Il fallimento della Road Map e il fiato corto dell'imperialismo americano

Tutto è come prima, peggio di prima. La tanto auspicata tregua è saltata, Israele ha ricominciato a fare pulizia etnica, a rafforzare gli insediamenti, ad uccidere selettivamente i capi delle formazioni terroristiche palestinesi. Sul fronte opposto sono ripresi gli attentati terroristici, si è riacutizzata la lotta tra Hamas, la Jihad islamica e l'Olp, e all'interno dell'Olp, lo scontro tra Arafat e Abu Mazen sembra essersi concluso con le dimissioni di quest'ultimo. Ciò che è cambiato è l'atteggiamento americano. Finita la guerra fredda e conquistato il controllo petrolifero dell'area dopo la guerra del Golfo, per l'imperialismo americano la questione palestinese doveva essere in qualche maniera risolta al fine di pacificare la zona in modo da rendere sicure le alleanze petrolifere appena stabilite, smorzando le cause della questione palestinese che altrimenti avrebbero potuto incendiare l'intero scenario medio orientale. Ecco improvvisamente farsi strada la possibilità della nascita di uno stato palestinese patrocinato dall'amministrazione Clinton. Gli accordi di Oslo - Washington sono stati il primo passo. Firmatari: un'ala della borghesia israeliana disposta a trattare la pace contro i territori, e una parte della borghesia palestinese legata all'Olp di Arafat disponibile a rinunciare al vecchio programma nazionalistico pur di ottenere qualcosa di concreto sul piano territoriale. Ma fu un fallimento, nei due schieramenti ebbero il sopravvento le forze radicali che non accettavano di concedere territori che si ritenevano ormai acquisiti da parte israeliana, o che consideravano gli accordi eccessivamente penalizzanti sul piano territoriale da parte palestinese. Durante gli anni successivi, caratterizzati dal riacutizzarsi degli scontri, l'amministrazione Usa ha sempre preso le difese di Israele, rari i suoi appelli nel denunciare l'eccesso di difesa del governo di Tell Aviv, assoluta la volontà di impedire all'Onu qualsiasi risoluzione di condanna del suo alleato.

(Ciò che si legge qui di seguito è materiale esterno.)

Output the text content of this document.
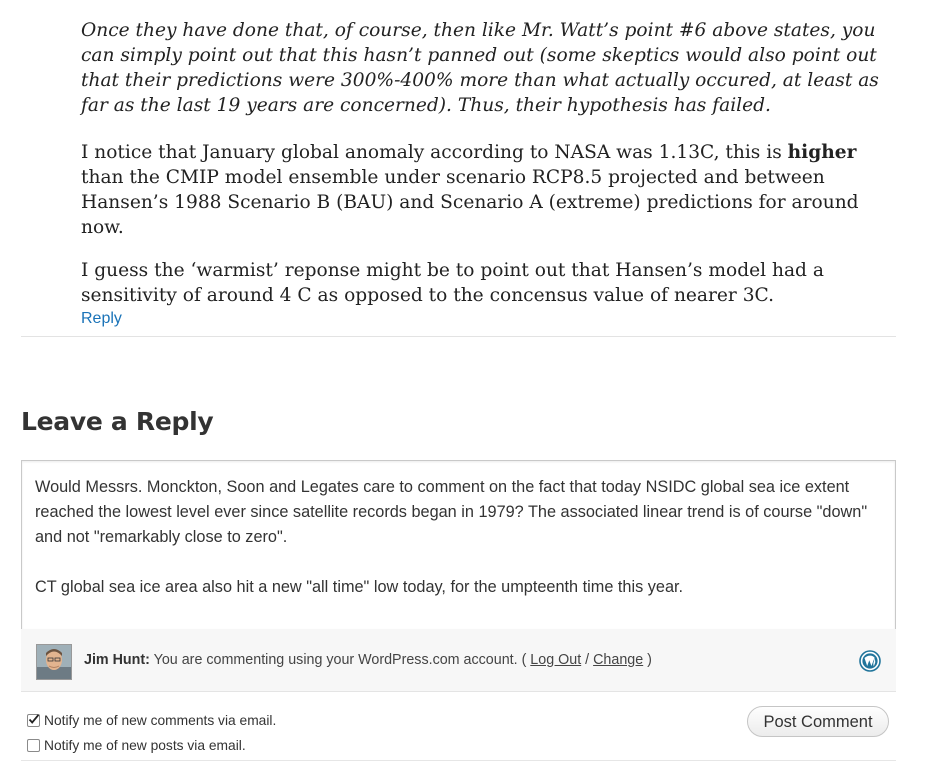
Once they have done that, of course, then like Mr. Watt’s point #6 above states, you can simply point out that this hasn’t panned out (some skeptics would also point out that their predictions were 300%-400% more than what actually occured, at least as far as the last 19 years are concerned). Thus, their hypothesis has failed.

I notice that January global anomaly according to NASA was 1.13C, this is higher than the CMIP model ensemble under scenario RCP8.5 projected and between Hansen’s 1988 Scenario B (BAU) and Scenario A (extreme) predictions for around now.

I guess the ‘warmist’ reponse might be to point out that Hansen’s model had a sensitivity of around 4 C as opposed to the concensus value of nearer 3C.

Reply
Leave a Reply
Would Messrs. Monckton, Soon and Legates care to comment on the fact that today NSIDC global sea ice extent reached the lowest level ever since satellite records began in 1979? The associated linear trend is of course "down" and not "remarkably close to zero".

CT global sea ice area also hit a new "all time" low today, for the umpteenth time this year.
Jim Hunt: You are commenting using your WordPress.com account. ( Log Out / Change )
Notify me of new comments via email.
Notify me of new posts via email.
Post Comment
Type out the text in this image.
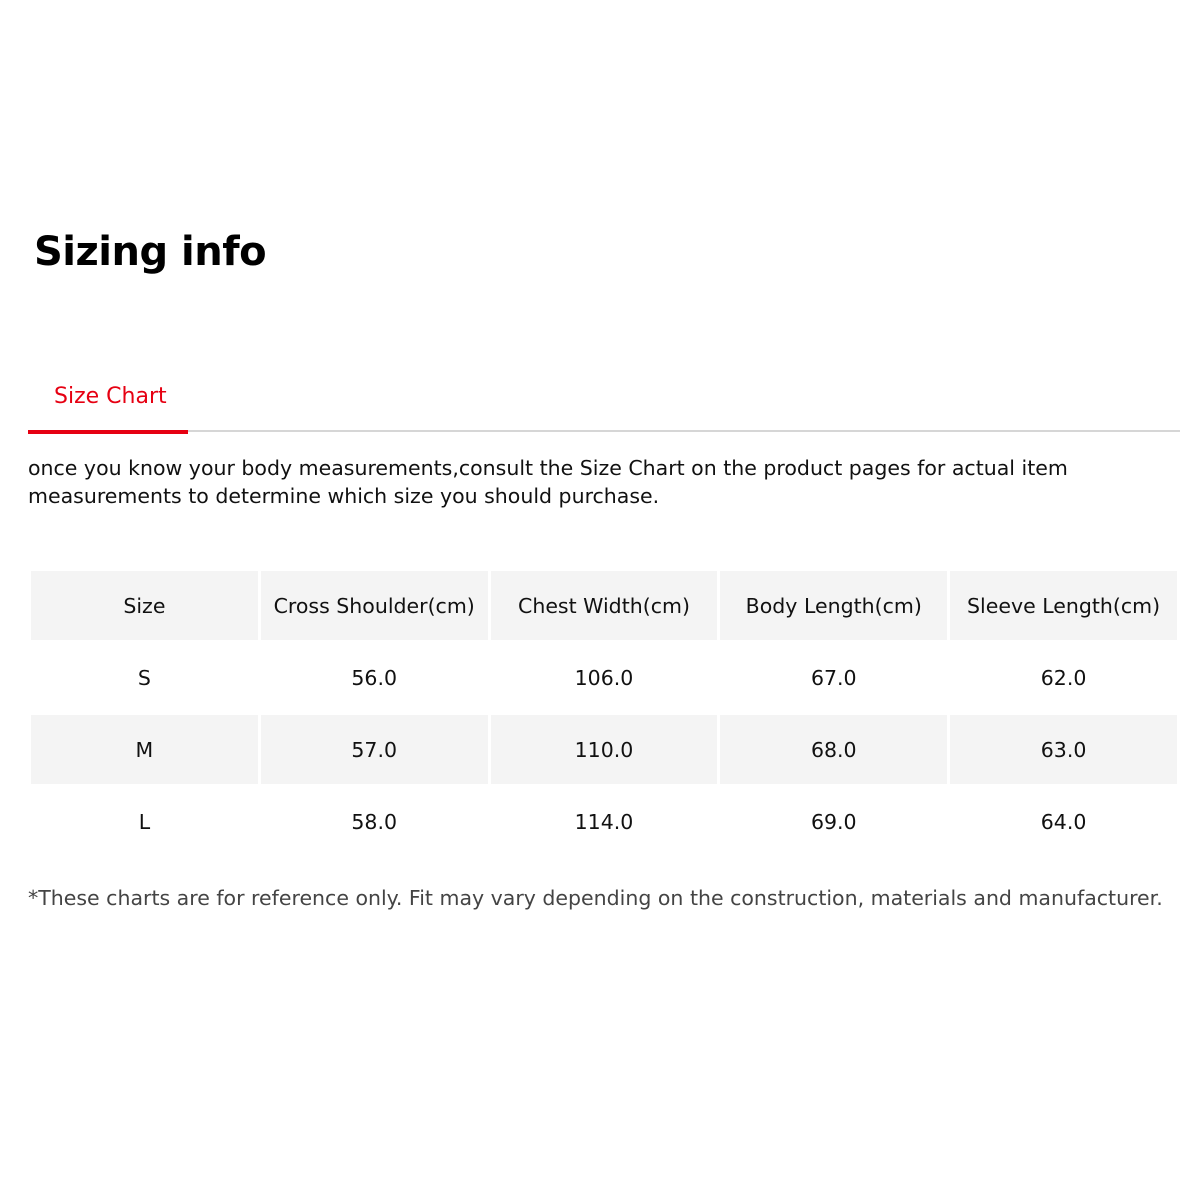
Sizing info
Size Chart

once you know your body measurements,consult the Size Chart on the product pages for actual item measurements to determine which size you should purchase.

Size	Cross Shoulder(cm)	Chest Width(cm)	Body Length(cm)	Sleeve Length(cm)
S	56.0	106.0	67.0	62.0
M	57.0	110.0	68.0	63.0
L	58.0	114.0	69.0	64.0

*These charts are for reference only. Fit may vary depending on the construction, materials and manufacturer.
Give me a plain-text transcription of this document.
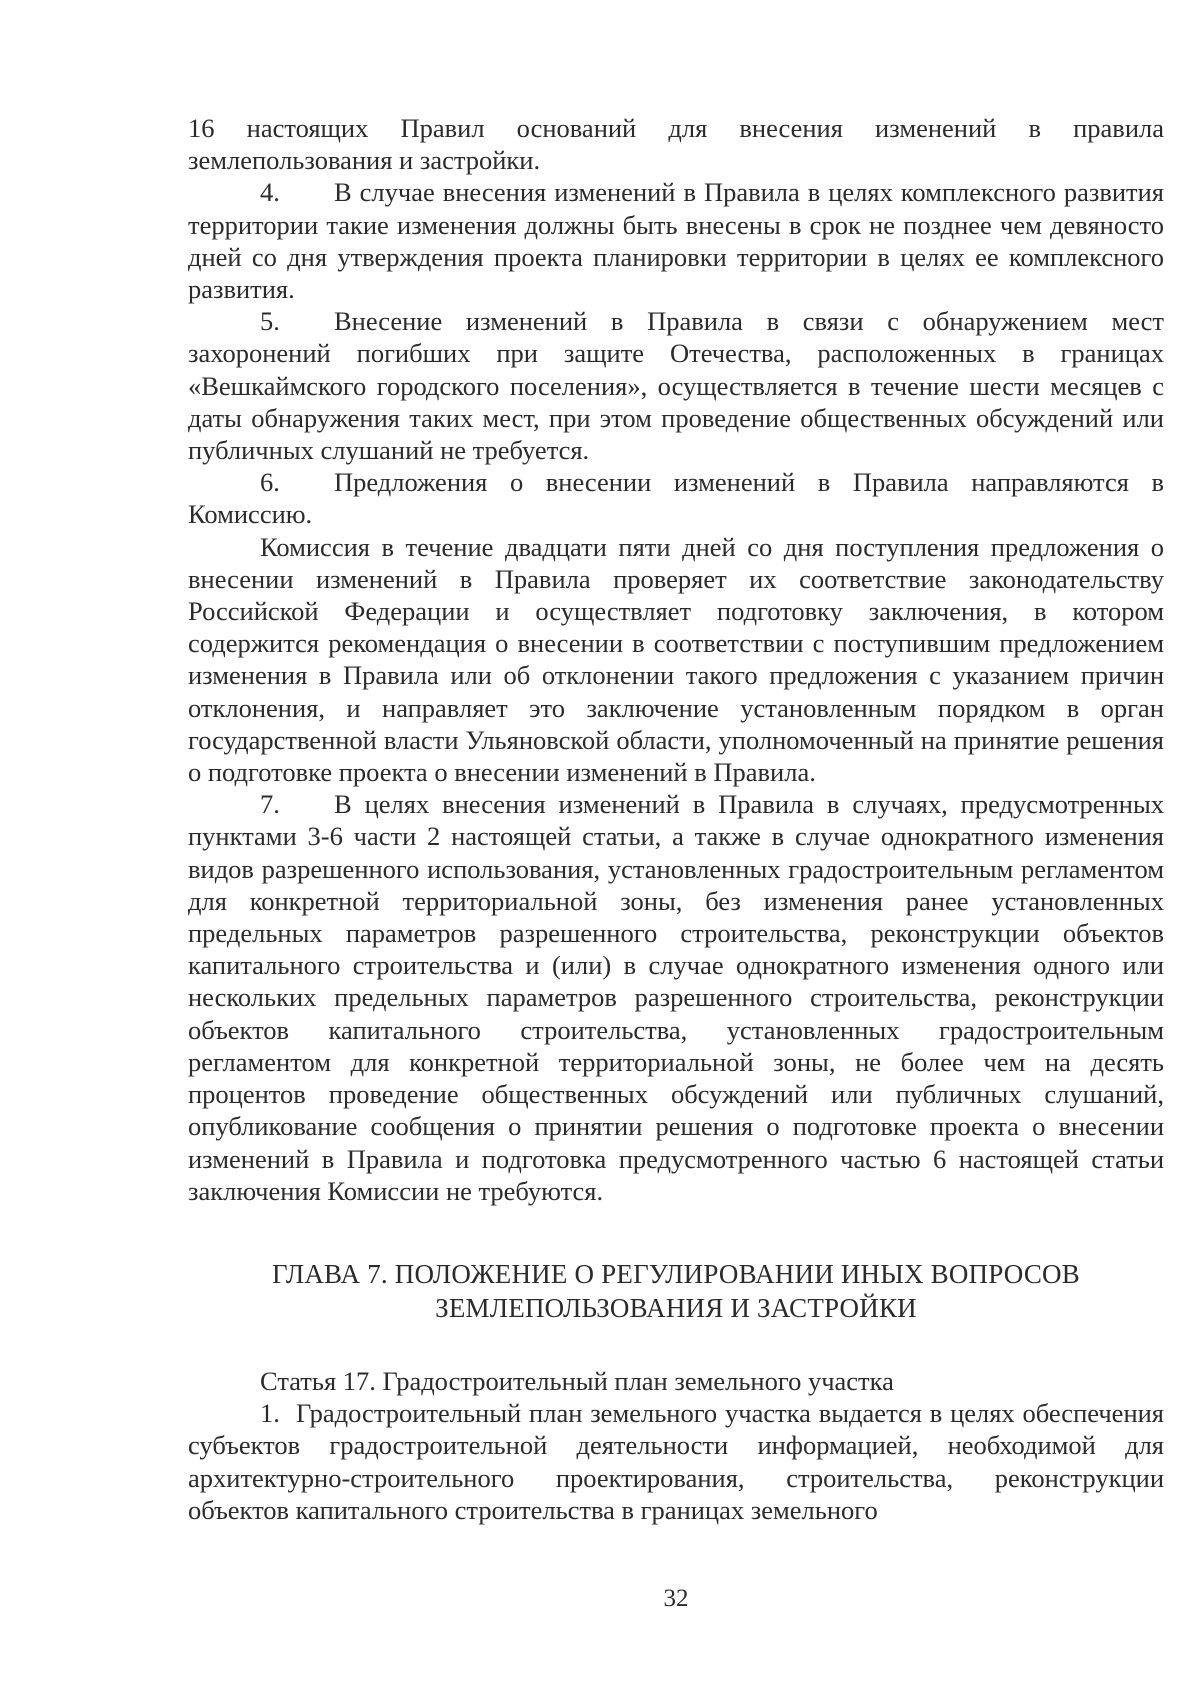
16 настоящих Правил оснований для внесения изменений в правила землепользования и застройки.

4. В случае внесения изменений в Правила в целях комплексного развития территории такие изменения должны быть внесены в срок не позднее чем девяносто дней со дня утверждения проекта планировки территории в целях ее комплексного развития.

5. Внесение изменений в Правила в связи с обнаружением мест захоронений погибших при защите Отечества, расположенных в границах «Вешкаймского городского поселения», осуществляется в течение шести месяцев с даты обнаружения таких мест, при этом проведение общественных обсуждений или публичных слушаний не требуется.

6. Предложения о внесении изменений в Правила направляются в Комиссию.

Комиссия в течение двадцати пяти дней со дня поступления предложения о внесении изменений в Правила проверяет их соответствие законодательству Российской Федерации и осуществляет подготовку заключения, в котором содержится рекомендация о внесении в соответствии с поступившим предложением изменения в Правила или об отклонении такого предложения с указанием причин отклонения, и направляет это заключение установленным порядком в орган государственной власти Ульяновской области, уполномоченный на принятие решения о подготовке проекта о внесении изменений в Правила.

7. В целях внесения изменений в Правила в случаях, предусмотренных пунктами 3-6 части 2 настоящей статьи, а также в случае однократного изменения видов разрешенного использования, установленных градостроительным регламентом для конкретной территориальной зоны, без изменения ранее установленных предельных параметров разрешенного строительства, реконструкции объектов капитального строительства и (или) в случае однократного изменения одного или нескольких предельных параметров разрешенного строительства, реконструкции объектов капитального строительства, установленных градостроительным регламентом для конкретной территориальной зоны, не более чем на десять процентов проведение общественных обсуждений или публичных слушаний, опубликование сообщения о принятии решения о подготовке проекта о внесении изменений в Правила и подготовка предусмотренного частью 6 настоящей статьи заключения Комиссии не требуются.

ГЛАВА 7. ПОЛОЖЕНИЕ О РЕГУЛИРОВАНИИ ИНЫХ ВОПРОСОВ
ЗЕМЛЕПОЛЬЗОВАНИЯ И ЗАСТРОЙКИ

Статья 17. Градостроительный план земельного участка

1. Градостроительный план земельного участка выдается в целях обеспечения субъектов градостроительной деятельности информацией, необходимой для архитектурно-строительного проектирования, строительства, реконструкции объектов капитального строительства в границах земельного

32
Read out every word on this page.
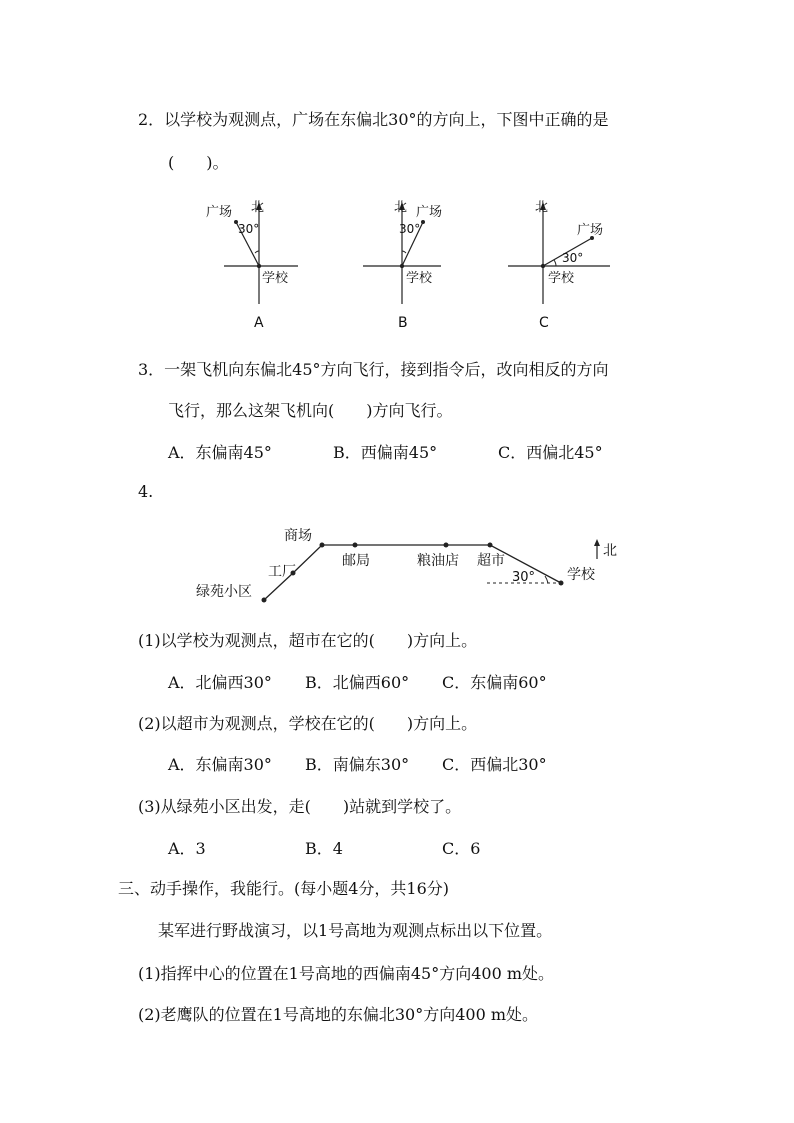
2．以学校为观测点，广场在东偏北30°的方向上，下图中正确的是
(　　)。
广场 北
30°
学校
A
北 广场
30°
学校
B
北
广场
30°
学校
C
3．一架飞机向东偏北45°方向飞行，接到指令后，改向相反的方向
飞行，那么这架飞机向(　　)方向飞行。
A．东偏南45°	B．西偏南45°	C．西偏北45°
4.
绿苑小区
工厂
商场
邮局	粮油店 超市
学校
30°
北
(1)以学校为观测点，超市在它的(　　)方向上。
A．北偏西30° B．北偏西60° C．东偏南60°
(2)以超市为观测点，学校在它的(　　)方向上。
A．东偏南30° B．南偏东30° C．西偏北30°
(3)从绿苑小区出发，走(　　)站就到学校了。
A．3	B．4	C．6
三、动手操作，我能行。(每小题4分，共16分)
某军进行野战演习，以1号高地为观测点标出以下位置。
(1)指挥中心的位置在1号高地的西偏南45°方向400 m处。
(2)老鹰队的位置在1号高地的东偏北30°方向400 m处。
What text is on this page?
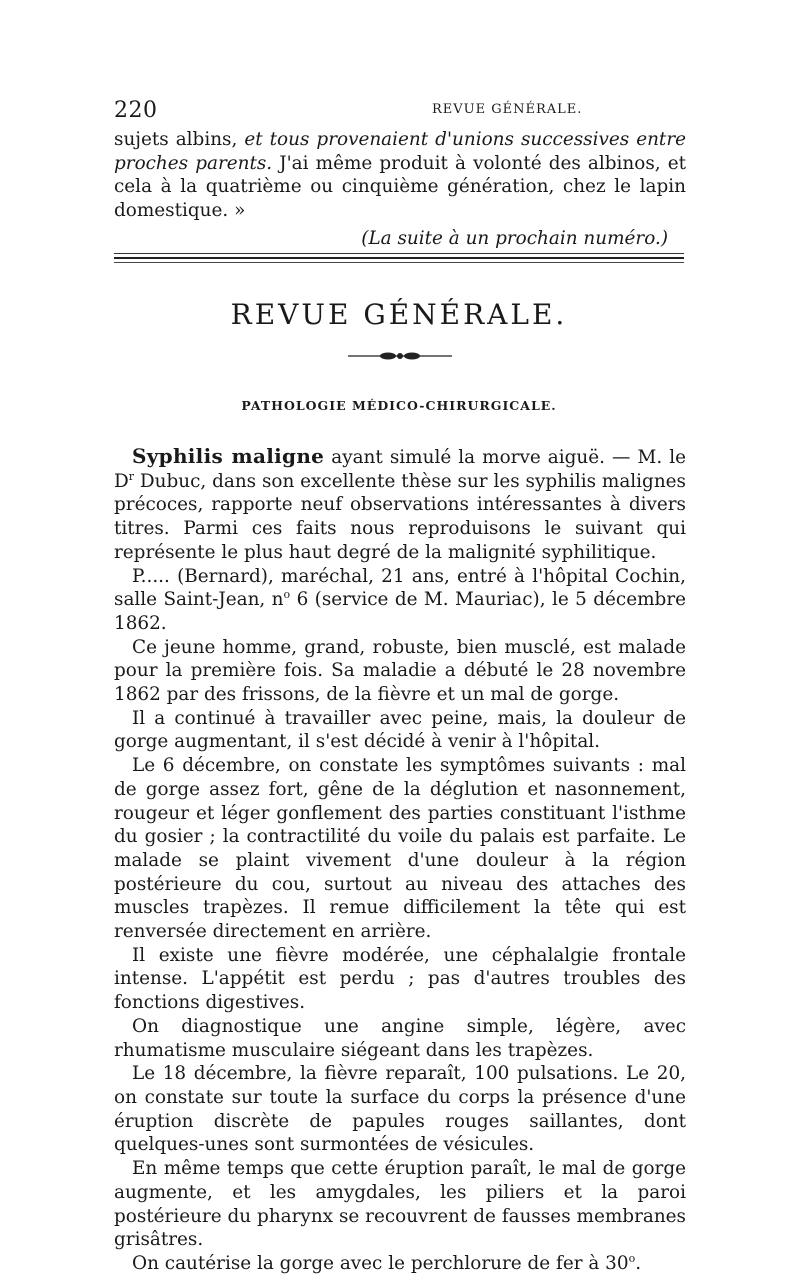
220	REVUE GÉNÉRALE.

sujets albins, et tous provenaient d'unions successives entre proches parents. J'ai même produit à volonté des albinos, et cela à la quatrième ou cinquième génération, chez le lapin domestique. »

(La suite à un prochain numéro.)

REVUE GÉNÉRALE.
PATHOLOGIE MÉDICO-CHIRURGICALE.

Syphilis maligne ayant simulé la morve aiguë. — M. le $D^r$ Dubuc, dans son excellente thèse sur les syphilis malignes précoces, rapporte neuf observations intéressantes à divers titres. Parmi ces faits nous reproduisons le suivant qui représente le plus haut degré de la malignité syphilitique.

P..... (Bernard), maréchal, 21 ans, entré à l'hôpital Cochin, salle Saint-Jean, $n^o$ 6 (service de M. Mauriac), le 5 décembre 1862.

Ce jeune homme, grand, robuste, bien musclé, est malade pour la première fois. Sa maladie a débuté le 28 novembre 1862 par des frissons, de la fièvre et un mal de gorge.

Il a continué à travailler avec peine, mais, la douleur de gorge augmentant, il s'est décidé à venir à l'hôpital.

Le 6 décembre, on constate les symptômes suivants : mal de gorge assez fort, gêne de la déglution et nasonnement, rougeur et léger gonflement des parties constituant l'isthme du gosier ; la contractilité du voile du palais est parfaite. Le malade se plaint vivement d'une douleur à la région postérieure du cou, surtout au niveau des attaches des muscles trapèzes. Il remue difficilement la tête qui est renversée directement en arrière.

Il existe une fièvre modérée, une céphalalgie frontale intense. L'appétit est perdu ; pas d'autres troubles des fonctions digestives.

On diagnostique une angine simple, légère, avec rhumatisme musculaire siégeant dans les trapèzes.

Le 18 décembre, la fièvre reparaît, 100 pulsations. Le 20, on constate sur toute la surface du corps la présence d'une éruption discrète de papules rouges saillantes, dont quelques-unes sont surmontées de vésicules.

En même temps que cette éruption paraît, le mal de gorge augmente, et les amygdales, les piliers et la paroi postérieure du pharynx se recouvrent de fausses membranes grisâtres.

On cautérise la gorge avec le perchlorure de fer à 30$^o$.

Strumentalmente, alla vigilia dell'attacco al governo integralista musulmano dei Talebani nell'ottobre del 2001, gli Usa ripropongono la necessità della nascita di uno stato palestinese. Il gioco era chiaro sino all'evidenza: l'attacco militare ad un paese musulmano avrebbe potuto rinfocolare odi e tensioni nei confronto di Washington tra le popolazioni arabe. Lo stesso giochino si è ripetuto in occasione del secondo attacco contro l'Iraq.

Oggi le cose sono cambiate. L'imperialismo americano ancora ricorre alle dichiarazioni della necessità della nascita di uno stato palestinese nella nuova formulazione della road map, non tanto e non solo per garantirsi quella pace sociale in terra di Palestina, tanto sospirata ai fini del consolidamento del suo ruolo egemone in materia energetica e di supremazia del dollaro nell'area del medio oriente, ma anche per consolidare una precaria situazione interna.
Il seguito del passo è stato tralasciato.